Толстой реализует сравнение и в комических, и в трагических эпизодах романа. «Сцена» сближения Анны и Вронского построена на «роковом сравнении»:

«любовь — преступление». Анна и Вронский становятся «сообщниками». Вронский чувствует «ужас убийцы». «Он же чувствовал то, что должен чувствовать убийца, когда видит тело, лишенное им жизни. Это тело, лишенное им жизни, была их любовь, первый период их любви». Те же чувства преследуют и Анну. «Да, и это одна рука, которая будет всегда моею, — рука моего сообщника». «Она подняла эту руку и поцеловала ее».

Но особенно удивительны повторяющиеся сравнения. И какая огромная выразительная сила в них заключена! Они реализуются в разных психологических планах. Левин, покинув Москву, все реже вспоминал о Кити. «Он ждал с нетерпением известия, что она уже вышла или выходит на днях замуж, надеясь, что такое известие, как выдергиванье зуба, совсем вылечит его». Здесь сравнение дано в чистом виде, как простая параллель.

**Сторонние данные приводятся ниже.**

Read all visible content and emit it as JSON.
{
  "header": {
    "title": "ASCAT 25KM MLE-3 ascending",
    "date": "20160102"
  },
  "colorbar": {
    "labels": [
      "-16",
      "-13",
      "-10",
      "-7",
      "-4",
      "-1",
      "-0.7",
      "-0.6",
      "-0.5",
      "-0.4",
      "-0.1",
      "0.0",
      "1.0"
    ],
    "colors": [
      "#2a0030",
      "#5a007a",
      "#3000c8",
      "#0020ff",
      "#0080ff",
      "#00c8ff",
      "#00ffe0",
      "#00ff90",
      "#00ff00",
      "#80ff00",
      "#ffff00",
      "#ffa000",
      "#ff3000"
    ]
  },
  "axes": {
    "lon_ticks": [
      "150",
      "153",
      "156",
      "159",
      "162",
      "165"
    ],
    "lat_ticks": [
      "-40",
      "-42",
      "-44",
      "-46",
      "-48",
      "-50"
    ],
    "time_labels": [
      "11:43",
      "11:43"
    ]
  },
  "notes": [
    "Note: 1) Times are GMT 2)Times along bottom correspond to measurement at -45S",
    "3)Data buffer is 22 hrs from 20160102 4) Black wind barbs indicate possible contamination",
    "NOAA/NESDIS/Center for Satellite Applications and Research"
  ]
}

Применительно к Каренину сравнение уже частично реализовано, претворено в настоящую боль. «Он испытывал чувство человека, выдернувшего давно болевший зуб, когда после страшной боли и ощущения чего-то огромного, больше самой головы, вытягиваемого из челюсти, больной вдруг, не веря еще своему счастью, чувствует, что не существует более того, что так долго отравляло его жизнь, приковывало к себе все внимание, и что он опять может жить, думать и интересоваться не одним своим зубом. Это чувство испытал Алексей Александрович. Боль была странная и страшная, но теперь она прошла: он чувствовал, что может опять жить и думать не об одной своей жене».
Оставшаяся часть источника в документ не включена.